We’ll give you a few excerpts, enhanced with our Curmudgeonly commentary, and some bold font for emphasis. As we usually do — especially here because the letter-writer is presumably a child — we’ll omit the writer’s name and city. It’s addressed “Dear Teacher.” Okay, here we go:
I know you must believe the theory of evolution is true or you would not teach it. But some things don’t add up. For instance, why do evolutionists attempt to suppress opposing views through legal action and academic boycott? What are they afraid of? Assertion, defensiveness and bullying suggest insecurity. If evolution is a fact, open up the classroom to academic debate. Invite all challengers, then overcome them with compelling, conclusive, unambiguous facts.
This letter may have been sent by a child, but we suspect he had help from a creationist adult. Anyway, the response to that paragraph would be that we don’t follow that course with other failed ideas — e.g., the miasma theory of disease, vitalism, phlogiston theory, the luminiferous aether, the geocentric universe, the flat Earth, the four bodily humours, alchemy, astrology, etc., and not even the creationists demand that we should. What’s so special about creationism? The answer, although creationists rarely admit it, is obvious — evolution contradicts scripture, and that’s the sole reason why it’s under assault. The letter continues:
Here’s something else: Darwin proposed that the diversity of life in our world evolved from a single source over long periods of time by numerous, gradual changes. He confessed that the fossil record in his day did not reveal those numerous, gradual changes between species, but he was confident that more digging would provide them. Now 150 years have gone by and we have so many fossils they are almost unmanageable, yet those all-important transitional links are still missing.
No transitional fossils? This is a really smart kid. Let’s read on:
Darwin said, “If it could be demonstrated that any complex organ existed, which could not possibly have been formed by numerous, successive, slight modifications, my theory would absolutely break down.” But this is precisely what Behe demonstrated. He showed that even the most “simple” machinery within the living cell requires a complete set of parts all simultaneously present and fully functioning or the machine will not work.
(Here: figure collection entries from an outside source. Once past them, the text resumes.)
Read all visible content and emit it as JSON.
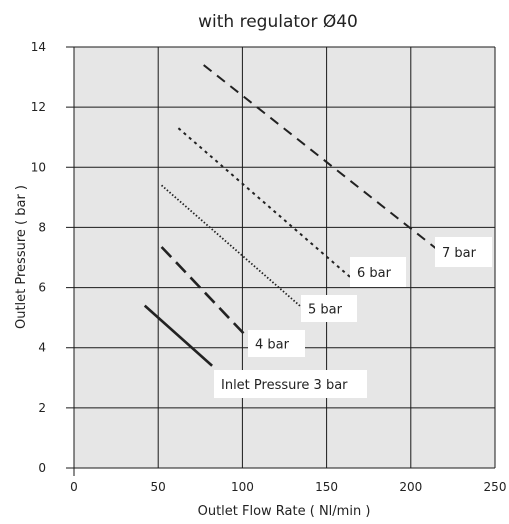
{
  "chart_data": {
    "type": "line",
    "title": "with regulator Ø40",
    "xlabel": "Outlet Flow Rate ( Nl/min )",
    "ylabel": "Outlet Pressure ( bar )",
    "xlim": [
      0,
      250
    ],
    "ylim": [
      0,
      14
    ],
    "x_ticks": [
      "0",
      "50",
      "100",
      "150",
      "200",
      "250"
    ],
    "y_ticks": [
      "0",
      "2",
      "4",
      "6",
      "8",
      "10",
      "12",
      "14"
    ],
    "grid": true,
    "series": [
      {
        "name": "Inlet Pressure 3 bar",
        "style": "solid",
        "x": [
          42,
          82
        ],
        "y": [
          5.4,
          3.4
        ]
      },
      {
        "name": "4 bar",
        "style": "dashed-long",
        "x": [
          52,
          102
        ],
        "y": [
          7.35,
          4.4
        ]
      },
      {
        "name": "5 bar",
        "style": "dotted-fine",
        "x": [
          52,
          135
        ],
        "y": [
          9.4,
          5.35
        ]
      },
      {
        "name": "6 bar",
        "style": "dotted",
        "x": [
          62,
          165
        ],
        "y": [
          11.3,
          6.3
        ]
      },
      {
        "name": "7 bar",
        "style": "dashed",
        "x": [
          77,
          215
        ],
        "y": [
          13.4,
          7.3
        ]
      }
    ]
  }
}
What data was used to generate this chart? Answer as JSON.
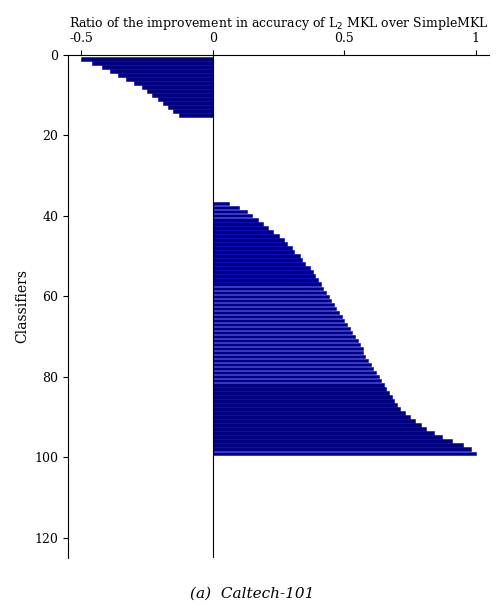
{
  "title": "Ratio of the improvement in accuracy of L$_2$ MKL over SimpleMKL",
  "ylabel": "Classifiers",
  "caption": "(a)  Caltech-101",
  "xlim": [
    -0.55,
    1.05
  ],
  "ylim": [
    0,
    125
  ],
  "xticks": [
    -0.5,
    0,
    0.5,
    1
  ],
  "xtick_labels": [
    "-0.5",
    "0",
    "0.5",
    "1"
  ],
  "yticks": [
    0,
    20,
    40,
    60,
    80,
    100,
    120
  ],
  "bar_color": "#000080",
  "bar_edge_color": "#0000cd",
  "bar_height": 0.85,
  "values": [
    -0.5,
    -0.46,
    -0.42,
    -0.39,
    -0.36,
    -0.33,
    -0.3,
    -0.27,
    -0.25,
    -0.23,
    -0.21,
    -0.19,
    -0.17,
    -0.15,
    -0.13,
    0.0,
    0.0,
    0.0,
    0.0,
    0.0,
    0.0,
    0.0,
    0.0,
    0.0,
    0.0,
    0.0,
    0.0,
    0.0,
    0.0,
    0.0,
    0.0,
    0.0,
    0.0,
    0.0,
    0.0,
    0.0,
    0.06,
    0.1,
    0.13,
    0.15,
    0.17,
    0.19,
    0.21,
    0.23,
    0.25,
    0.27,
    0.28,
    0.3,
    0.31,
    0.33,
    0.34,
    0.35,
    0.37,
    0.38,
    0.39,
    0.4,
    0.41,
    0.42,
    0.43,
    0.44,
    0.45,
    0.46,
    0.47,
    0.48,
    0.49,
    0.5,
    0.51,
    0.52,
    0.53,
    0.54,
    0.55,
    0.56,
    0.57,
    0.57,
    0.58,
    0.59,
    0.6,
    0.61,
    0.62,
    0.63,
    0.64,
    0.65,
    0.66,
    0.67,
    0.68,
    0.69,
    0.7,
    0.71,
    0.73,
    0.75,
    0.77,
    0.79,
    0.81,
    0.84,
    0.87,
    0.91,
    0.95,
    0.98,
    1.0
  ]
}
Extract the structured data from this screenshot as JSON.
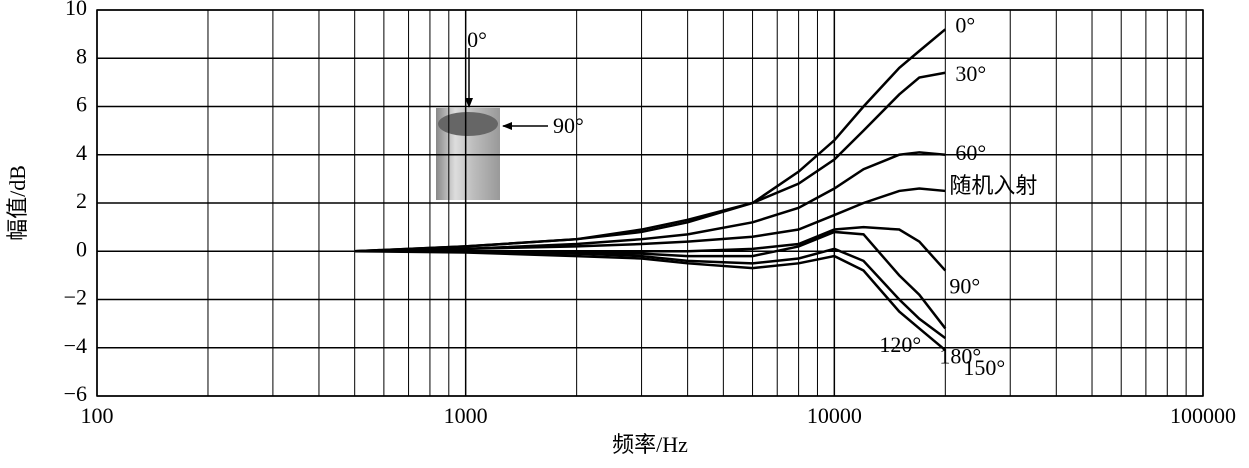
{
  "chart_data": {
    "type": "line",
    "x_label": "频率/Hz",
    "y_label": "幅值/dB",
    "log_x": true,
    "grid": true,
    "xlim": [
      100,
      100000
    ],
    "ylim": [
      -6,
      10
    ],
    "xticks": [
      100,
      1000,
      10000,
      100000
    ],
    "x_minor_ticks": [
      200,
      300,
      400,
      500,
      600,
      700,
      800,
      900,
      2000,
      3000,
      4000,
      5000,
      6000,
      7000,
      8000,
      9000,
      20000,
      30000,
      40000,
      50000,
      60000,
      70000,
      80000,
      90000
    ],
    "yticks": [
      {
        "value": -6,
        "label": "−6"
      },
      {
        "value": -4,
        "label": "−4"
      },
      {
        "value": -2,
        "label": "−2"
      },
      0,
      2,
      4,
      6,
      8,
      10
    ],
    "x": [
      500,
      1000,
      2000,
      3000,
      4000,
      6000,
      8000,
      10000,
      12000,
      15000,
      17000,
      20000
    ],
    "series": [
      {
        "name": "0°",
        "color": "#000000",
        "values": [
          0,
          0.2,
          0.5,
          0.8,
          1.2,
          2.0,
          3.3,
          4.6,
          6.0,
          7.6,
          8.3,
          9.2
        ]
      },
      {
        "name": "30°",
        "color": "#000000",
        "values": [
          0,
          0.2,
          0.5,
          0.9,
          1.3,
          2.0,
          2.8,
          3.8,
          5.0,
          6.5,
          7.2,
          7.4
        ]
      },
      {
        "name": "60°",
        "color": "#000000",
        "values": [
          0,
          0.1,
          0.3,
          0.5,
          0.7,
          1.2,
          1.8,
          2.6,
          3.4,
          4.0,
          4.1,
          4.0
        ]
      },
      {
        "name": "随机入射",
        "color": "#000000",
        "values": [
          0,
          0.1,
          0.2,
          0.3,
          0.4,
          0.6,
          0.9,
          1.5,
          2.0,
          2.5,
          2.6,
          2.5
        ]
      },
      {
        "name": "90°",
        "color": "#000000",
        "values": [
          0,
          0,
          0,
          0,
          0,
          0.1,
          0.3,
          0.9,
          1.0,
          0.9,
          0.4,
          -0.8
        ]
      },
      {
        "name": "180°",
        "color": "#000000",
        "values": [
          0,
          0,
          -0.1,
          -0.1,
          -0.2,
          -0.2,
          0.2,
          0.8,
          0.7,
          -1.0,
          -1.8,
          -3.2
        ]
      },
      {
        "name": "150°",
        "color": "#000000",
        "values": [
          0,
          0,
          -0.1,
          -0.2,
          -0.4,
          -0.5,
          -0.3,
          0.1,
          -0.4,
          -2.0,
          -2.8,
          -3.6
        ]
      },
      {
        "name": "120°",
        "color": "#000000",
        "values": [
          0,
          -0.05,
          -0.2,
          -0.3,
          -0.5,
          -0.7,
          -0.5,
          -0.2,
          -0.8,
          -2.5,
          -3.2,
          -4.1
        ]
      }
    ],
    "annotations": [
      "0°",
      "90°"
    ]
  }
}
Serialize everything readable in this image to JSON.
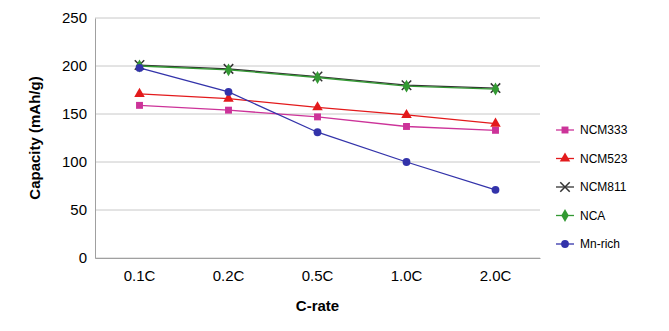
{
  "chart_data": {
    "type": "line",
    "x_label": "C-rate",
    "y_label": "Capacity (mAh/g)",
    "categories": [
      "0.1C",
      "0.2C",
      "0.5C",
      "1.0C",
      "2.0C"
    ],
    "series": [
      {
        "name": "NCM333",
        "color": "#cc3399",
        "marker": "square",
        "values": [
          159,
          154,
          147,
          137,
          133
        ]
      },
      {
        "name": "NCM523",
        "color": "#e31a1c",
        "marker": "triangle",
        "values": [
          171,
          166,
          157,
          149,
          140
        ]
      },
      {
        "name": "NCM811",
        "color": "#333333",
        "marker": "x",
        "values": [
          201,
          197,
          189,
          180,
          177
        ]
      },
      {
        "name": "NCA",
        "color": "#339933",
        "marker": "diamond",
        "values": [
          200,
          196,
          188,
          179,
          176
        ]
      },
      {
        "name": "Mn-rich",
        "color": "#3333aa",
        "marker": "circle",
        "values": [
          198,
          173,
          131,
          100,
          71
        ]
      }
    ],
    "ylim": [
      0,
      250
    ],
    "yticks": [
      0,
      50,
      100,
      150,
      200,
      250
    ],
    "grid": true,
    "legend": "right"
  }
}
Michael Behe? Did we say this boy was smart? We were wrong. He’s a genius! We continue:
“Irreducible complexity” totally refutes the idea that life could have evolved by numerous, successive, slight modifications. How are evolutionists handling this? Many have abandoned Darwinian evolution. And those who remain have resorted to (forgive me for saying it) a real “Hail Mary” – life on Earth came from outer space!
We were wrong again. This kid is beyond genius. His intellect is literally cosmic! We’ll skip a bunch of other stuff you’ve seen before from various creationist websites. Then we get to this from near the end:
I look for a twinkle in the eye, the crack of a smile or an honest confession, but all I get is a bad grade for suggesting the emperor has no clothes. In my opinion, evolutionist Michael Denton sums it up: “Ultimately, the Darwinian theory of evolution is no more nor less than the great cosmogenic myth of the 20th century.”
He gives us a source. It’s that old creationist classic, Evolution: A Theory in Crisis.
The letter ends with this: “From, your attentive student.” But he adds a PS. We’ll give it to you in full:
You might enjoy reading “Darwin’s Black Box” by Behe; “The Devil’s Delusion” by David Berlinski; and “Evolution: A Theory in Crisis” by Denton. A couple good DVDs to watch include “Unlocking the Mystery of Life” by Illustra Media and “Expelled” by Ben Stein. If my memory is right, none of these materials has any religious content, so they would be safe for students.
So there you are, dear reader. Now you know what happens when you “teach the controversy,” allow “supplementary materials” in science class and teach the “strengths and weaknesses” of evolution in order to enhance “critical thinking.” You get a kid like the letter-writer. So go ahead, let the children decide. What are you afraid of?